Major climate change
The major climate change you already know as the change from ice age to interglacial. The ice ages occur because the global average temperature decreases, i.e. the climate changes. An ice age lasts about 100 thousand years and an interglacial last about 30 thousand years. The last glacial period ended about 12–14 thousand years ago.
Minor climate change
The climate can change within an ice age and interglacial, however, with smaller variations. In this way an interglacial can have both warm and cold periods. We will take a look at two examples.
The picture shows a rebuilt Viking church in Greenland.
The Norse in Greenland
When the Norse started to move to Greenland around year 1000 the climate was mild enough to cultivate corn. In the mid-1300s it was, however, already so cold again that the harvest continued to fail until the Norse had to abandon Greenland.
The little ice age
The cold period following the warm period of the Viking age is called the little ice age. It was not a real ice age, but it was a very cold period. It lasted from about year 1350 up to 1850 where especially winters in Europe where recorded to be much colder than they are today.

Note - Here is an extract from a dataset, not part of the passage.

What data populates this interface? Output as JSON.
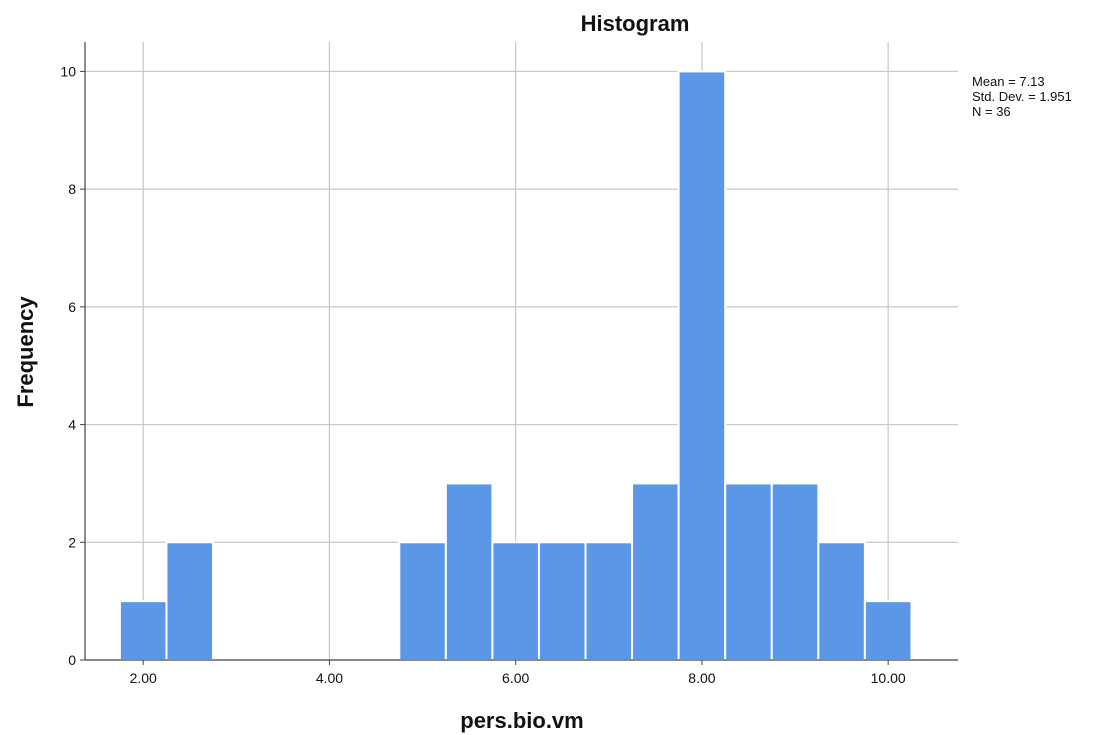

A painting of the Thames, the river flowing through London, all frozen. The painting is from 1677; today the Thames would never freeze over completely.
Man-made climate change
The air temperature has been increasing the past couple of hundred years. The temperature rise is related to a man-made increase of the atmospheric CO2 through burning of coal and oil. The burning will increase the greenhouse effect which will make the earth warmer.